The Hitchhiker's Guide has sold more than 14 million copies world-wide and is an immortal sci-fi classic. It is a book about hapless earthling Arthur Dent and his alien friend Ford who hitchhike through the universe as Earth was destroyed to make way for a hyperspatial express route. In his books, Adams has created the "Babelfish", a fish that translates everything when you plug it into your ear, the "improbability drive" ("a wonderful new method of
crossing vast interstellar distances in a mere nothingth of a
second, without all that tedious mucking about in hyperspace"), the "Total
Perspective Vortex" (which shows you how small and unimportant you really are by revealing the true size of the universe), and, of course, Vogon Poetry. In memory of Mr. Adams, here's an excerpt:
Oh frettled gruntbuggly
thy micturations are to me
As plurdled gabbleblotchits on a lurgid bee.
Groop I implore thee
my foonting turlingdromes.
And hooptiously drangle me with crinkly
Or I will rend thee in the gobberwarts with my
blurglecruncheon, see if I don't!
Of course, the book also answers the question of life, the universe, and everything. A radio play of HGTTG was aired on the BBC in the seventies, and the audio version is always worth listening to (although it differs from the books in many respects). There was also a TV version, and perhaps the movie that Adams has been working on in the last years will also be finished.
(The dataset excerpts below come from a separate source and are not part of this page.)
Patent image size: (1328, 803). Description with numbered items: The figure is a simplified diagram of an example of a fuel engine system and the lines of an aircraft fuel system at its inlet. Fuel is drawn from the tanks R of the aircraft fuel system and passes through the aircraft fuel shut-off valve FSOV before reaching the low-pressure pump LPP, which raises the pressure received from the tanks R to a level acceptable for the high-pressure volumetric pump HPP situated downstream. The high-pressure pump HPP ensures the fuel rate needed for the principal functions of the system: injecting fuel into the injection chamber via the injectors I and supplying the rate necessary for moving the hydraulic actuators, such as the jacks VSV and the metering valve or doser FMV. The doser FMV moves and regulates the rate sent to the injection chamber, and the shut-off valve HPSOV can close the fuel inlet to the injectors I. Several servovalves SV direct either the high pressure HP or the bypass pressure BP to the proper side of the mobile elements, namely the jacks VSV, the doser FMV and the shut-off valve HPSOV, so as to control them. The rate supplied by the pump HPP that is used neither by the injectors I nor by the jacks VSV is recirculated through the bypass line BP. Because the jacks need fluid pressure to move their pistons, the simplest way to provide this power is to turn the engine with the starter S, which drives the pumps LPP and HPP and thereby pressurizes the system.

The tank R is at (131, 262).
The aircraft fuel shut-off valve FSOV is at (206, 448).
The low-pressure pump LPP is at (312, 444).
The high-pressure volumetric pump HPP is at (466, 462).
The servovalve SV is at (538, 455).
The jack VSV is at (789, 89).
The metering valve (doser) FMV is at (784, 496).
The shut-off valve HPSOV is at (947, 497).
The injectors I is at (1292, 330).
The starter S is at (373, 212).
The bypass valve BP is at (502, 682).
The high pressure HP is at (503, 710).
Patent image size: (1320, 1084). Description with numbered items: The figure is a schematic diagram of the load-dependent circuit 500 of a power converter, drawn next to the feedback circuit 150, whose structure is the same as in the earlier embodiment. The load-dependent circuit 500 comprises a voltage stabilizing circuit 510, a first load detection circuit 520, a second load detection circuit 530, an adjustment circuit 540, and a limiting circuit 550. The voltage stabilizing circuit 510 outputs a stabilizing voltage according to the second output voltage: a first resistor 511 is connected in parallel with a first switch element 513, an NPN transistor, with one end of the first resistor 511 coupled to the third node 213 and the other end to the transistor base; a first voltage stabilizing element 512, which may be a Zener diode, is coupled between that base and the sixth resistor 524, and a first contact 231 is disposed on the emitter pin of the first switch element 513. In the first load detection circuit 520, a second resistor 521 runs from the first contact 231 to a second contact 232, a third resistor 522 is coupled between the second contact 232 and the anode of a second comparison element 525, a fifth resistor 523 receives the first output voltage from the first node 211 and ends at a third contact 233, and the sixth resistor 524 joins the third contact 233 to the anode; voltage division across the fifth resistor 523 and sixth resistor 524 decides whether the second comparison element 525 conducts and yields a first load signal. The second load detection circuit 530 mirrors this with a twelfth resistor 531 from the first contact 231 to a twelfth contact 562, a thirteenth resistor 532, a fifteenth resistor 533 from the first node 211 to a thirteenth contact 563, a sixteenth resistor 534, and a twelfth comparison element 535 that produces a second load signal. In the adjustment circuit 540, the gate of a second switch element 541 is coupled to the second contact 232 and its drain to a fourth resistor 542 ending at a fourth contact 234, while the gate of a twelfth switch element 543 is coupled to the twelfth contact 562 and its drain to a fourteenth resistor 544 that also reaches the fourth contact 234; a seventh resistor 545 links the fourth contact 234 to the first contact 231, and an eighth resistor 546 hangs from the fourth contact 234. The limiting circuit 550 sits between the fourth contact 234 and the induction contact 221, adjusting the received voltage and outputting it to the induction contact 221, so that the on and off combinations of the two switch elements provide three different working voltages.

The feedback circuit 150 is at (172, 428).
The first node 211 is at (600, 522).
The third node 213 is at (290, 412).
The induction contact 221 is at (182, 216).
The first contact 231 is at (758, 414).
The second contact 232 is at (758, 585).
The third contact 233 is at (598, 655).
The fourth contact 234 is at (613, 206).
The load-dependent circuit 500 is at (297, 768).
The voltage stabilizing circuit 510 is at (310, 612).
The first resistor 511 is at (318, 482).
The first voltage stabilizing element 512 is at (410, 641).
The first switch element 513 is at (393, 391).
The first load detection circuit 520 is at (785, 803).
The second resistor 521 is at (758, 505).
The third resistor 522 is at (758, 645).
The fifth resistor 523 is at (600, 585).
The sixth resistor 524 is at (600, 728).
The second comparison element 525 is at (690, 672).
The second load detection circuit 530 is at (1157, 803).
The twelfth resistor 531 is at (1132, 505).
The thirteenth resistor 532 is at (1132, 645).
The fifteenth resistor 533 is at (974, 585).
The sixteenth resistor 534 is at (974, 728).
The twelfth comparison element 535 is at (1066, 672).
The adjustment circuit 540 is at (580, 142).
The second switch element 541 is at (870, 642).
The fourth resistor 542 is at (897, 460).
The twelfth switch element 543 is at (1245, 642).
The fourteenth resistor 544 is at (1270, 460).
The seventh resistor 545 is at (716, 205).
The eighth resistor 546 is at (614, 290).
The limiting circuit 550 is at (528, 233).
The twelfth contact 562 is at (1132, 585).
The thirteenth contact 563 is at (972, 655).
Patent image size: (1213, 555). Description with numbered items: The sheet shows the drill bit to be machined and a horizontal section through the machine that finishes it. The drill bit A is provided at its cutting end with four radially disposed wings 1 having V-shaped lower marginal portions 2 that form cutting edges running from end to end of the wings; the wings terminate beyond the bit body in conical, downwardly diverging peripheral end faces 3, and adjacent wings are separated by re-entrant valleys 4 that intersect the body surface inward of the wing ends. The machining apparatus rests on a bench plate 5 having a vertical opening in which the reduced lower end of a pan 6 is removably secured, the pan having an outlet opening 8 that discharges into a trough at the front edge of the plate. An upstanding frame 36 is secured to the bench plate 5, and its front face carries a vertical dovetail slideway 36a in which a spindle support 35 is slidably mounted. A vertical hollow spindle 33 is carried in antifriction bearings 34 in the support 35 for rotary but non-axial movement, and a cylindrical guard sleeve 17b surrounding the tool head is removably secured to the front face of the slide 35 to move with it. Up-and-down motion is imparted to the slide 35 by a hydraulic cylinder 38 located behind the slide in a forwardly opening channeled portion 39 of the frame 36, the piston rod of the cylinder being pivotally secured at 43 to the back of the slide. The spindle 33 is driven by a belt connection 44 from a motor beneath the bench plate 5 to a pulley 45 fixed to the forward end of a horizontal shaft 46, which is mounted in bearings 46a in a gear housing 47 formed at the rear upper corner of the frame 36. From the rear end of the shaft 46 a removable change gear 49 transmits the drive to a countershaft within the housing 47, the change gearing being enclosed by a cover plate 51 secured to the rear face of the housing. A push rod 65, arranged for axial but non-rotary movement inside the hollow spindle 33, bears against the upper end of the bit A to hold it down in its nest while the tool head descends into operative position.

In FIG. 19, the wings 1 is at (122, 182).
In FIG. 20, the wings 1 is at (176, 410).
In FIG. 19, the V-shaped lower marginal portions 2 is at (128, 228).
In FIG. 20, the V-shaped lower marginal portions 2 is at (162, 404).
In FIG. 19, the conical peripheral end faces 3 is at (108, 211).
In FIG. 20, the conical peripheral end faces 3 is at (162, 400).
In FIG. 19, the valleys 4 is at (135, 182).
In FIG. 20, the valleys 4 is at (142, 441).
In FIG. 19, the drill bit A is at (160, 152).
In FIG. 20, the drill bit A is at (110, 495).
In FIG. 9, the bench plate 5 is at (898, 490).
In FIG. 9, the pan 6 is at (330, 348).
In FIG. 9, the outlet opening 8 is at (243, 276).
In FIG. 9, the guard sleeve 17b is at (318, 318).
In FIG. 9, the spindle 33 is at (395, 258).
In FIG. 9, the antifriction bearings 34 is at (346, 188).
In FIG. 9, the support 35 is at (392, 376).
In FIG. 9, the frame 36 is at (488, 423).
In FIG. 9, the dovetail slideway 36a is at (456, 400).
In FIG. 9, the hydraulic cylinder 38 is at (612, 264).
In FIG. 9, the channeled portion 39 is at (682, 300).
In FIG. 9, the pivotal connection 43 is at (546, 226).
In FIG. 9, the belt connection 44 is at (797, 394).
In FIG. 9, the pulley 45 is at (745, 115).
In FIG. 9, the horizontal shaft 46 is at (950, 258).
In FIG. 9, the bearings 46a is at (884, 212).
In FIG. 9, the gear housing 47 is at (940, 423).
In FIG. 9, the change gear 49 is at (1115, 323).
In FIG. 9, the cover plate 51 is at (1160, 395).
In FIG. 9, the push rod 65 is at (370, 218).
HGTTG was also the inspiration to one of Adams' more recent projects, H2G2, a community not unlike Everything2.
"The Guide" puts a lot of emphasis on write-up quality. But it doesn't rely on the arbitrary actions of editors to remove content, it relies on the arbitrary actions of editors to optimize and mark
quality-content (only if you agree, of course). Noise-nodes are still available but can easily be filtered.
Douglas Adams was also a man who cared a lot about the fate of our planet. In Last Chance to See, Mr. Adams reported in vivid detail and with lots of dry British humor about the animal kingdom and species which may no longer roam the Earth in a few years from now, like the Komodo Dragon, the White Rhinos of Zaire, and the Yangtze river dolphins.
Douglas Adams was an atheist, but he will be immortal in our minds, as long as we remember all the laughter and wisdom that he has brought us. And if he has uttered any last words, I hope they were the same as those of Marvin, the paranoid android: "I think I feel good about it." And then the lights went out in his eyes for absolutely the very last time ever.